All over the world, the prurient interest is battling the public interest.
Here in Britain, when the new Tory leader named Cecil Parkinson to be chairman of the bedraggled Conservative Party, the press reported him finally released from “the sin bin.” This recollection of a 15-year-old affair, using a hockey metaphor, seemed unduly unforgiving.
In Israel, a TV interviewer provoked Sara Netanyahu, the prime minister’s wife, into an unfortunate outburst by asking about her husband’s prior infidelity. This nosiness struck many as excessive.
In Russia, Minister of Justice Valentin Kovalyov was embarrassed by a video purportedly showing him cavorting in a sauna with three naked women. Public reaction: not to castigate the minister but to wonder what combination of gangsters and journalists was out to get him.

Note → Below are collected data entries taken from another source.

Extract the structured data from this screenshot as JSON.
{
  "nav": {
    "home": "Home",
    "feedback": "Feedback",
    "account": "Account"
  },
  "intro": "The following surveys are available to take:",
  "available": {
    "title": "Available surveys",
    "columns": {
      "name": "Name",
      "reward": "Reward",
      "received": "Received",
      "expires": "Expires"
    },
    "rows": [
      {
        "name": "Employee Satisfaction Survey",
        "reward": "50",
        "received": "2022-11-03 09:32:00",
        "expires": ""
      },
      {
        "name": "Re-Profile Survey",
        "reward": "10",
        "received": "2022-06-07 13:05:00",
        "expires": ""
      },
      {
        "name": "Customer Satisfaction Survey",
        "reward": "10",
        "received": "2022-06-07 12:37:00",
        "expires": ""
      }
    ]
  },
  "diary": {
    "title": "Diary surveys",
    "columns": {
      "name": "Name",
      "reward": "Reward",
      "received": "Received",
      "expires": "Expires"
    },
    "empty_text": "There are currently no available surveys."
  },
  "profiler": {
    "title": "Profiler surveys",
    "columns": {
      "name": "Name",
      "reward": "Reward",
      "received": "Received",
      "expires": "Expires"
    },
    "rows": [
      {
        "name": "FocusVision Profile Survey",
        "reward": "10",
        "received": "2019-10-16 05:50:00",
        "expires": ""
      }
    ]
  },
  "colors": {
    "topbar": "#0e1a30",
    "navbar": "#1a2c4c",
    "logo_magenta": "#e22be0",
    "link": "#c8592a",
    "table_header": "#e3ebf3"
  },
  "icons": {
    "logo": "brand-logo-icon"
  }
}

In the United States, a report that investigators for the independent counsel had asked Arkansas state troopers about Clinton liaisons provided Democrats with an excuse to attack Kenneth Starr for invasion of privacy and to call for an end to his investigation.
In this global orgy of first titillating and then condemning prurient interest, legitimate lines of inquiry are obscured. That’s why Americans have not focused on last week’s most significant development in the prosecutors’ case against the Clintons.
For three years, the Office of White House Counsel has conspired with a score of private attorneys and Democratic counsel in congressional committees to delay and frustrate the working of Whitewater and Filegate justice.
This Clinton Stonewall Brigade bought a full year’s delay by hiding notes with a spurious claim of lawyer-client privilege, then recently sought another year’s delay by taking the claim to the Supreme Court.
This was a huge gamble, but the odds were good. If the Clintons could get the high court - which traditionally gives great weight to presidential requests - to take the case, argument would not begin until the fall and the case would not be decided until next spring. Meanwhile, the Clinton witnesses could hang tough and stymie the investigation.
Moreover, there was the chance that the court could decide on some halfway privilege that would allow the stonewalling to continue. Downside risk: that the court would refuse even to consider the Clinton appeal, letting stand the stern judgment against any privilege by the 8th U.S. Circuit Court of Appeals. And then the case would proceed all too speedily.
That Clinton worst-case scenario is what happened. In rebuffing the president’s outrageous claim, the court sent a signal that it would not be a party to his delay strategy. The subpoenaed notes were at last produced.
But the significance is not merely in these particular notes taken by taxpayer-paid lawyers and so long wrongfully concealed. The court action gives prosecutors a green light to get - without delay - all the plans for obfuscation, manipulation and information-sharing among subjects and targets of the investigation.
This includes grand jury testimony to be taken from a parade of White House counsel from Bernard Nussbaum to Lloyd Cutler to Abner Mikva to Jack Quinn (especially Quinn) and present Counsel Charles Ruff.
Recollections can be refreshed by notes, diaries and logs withheld for years by some of these unprivileged lawyers and their assistants, including William Kennedy III. The 1994 plan to “monitor” the investigation mapped out by Jane Sherburne deserves sworn elaboration.
Counsel Bruce Lindsey’s work-product and testimony should be of interest now that the claim of privilege has been exposed as a sham. And not just on Whitewater; the tight-lipped Clinton confidant was present at the 1995 meeting with James Riady when the president personally decided that John Huang, the longtime Riady employee assigned to a top-secret job in the Department of Commerce, would be reassigned to the Democratic Finance Committee.
Even the communications between White House counsel and those helping block congressional investigations may now be accessible. The White House lost its high-risk gamble. The Supreme Court decided not to be suckered into a strategy of delay.
No wonder Clinton defenders are venting their outrage at Kenneth Starr.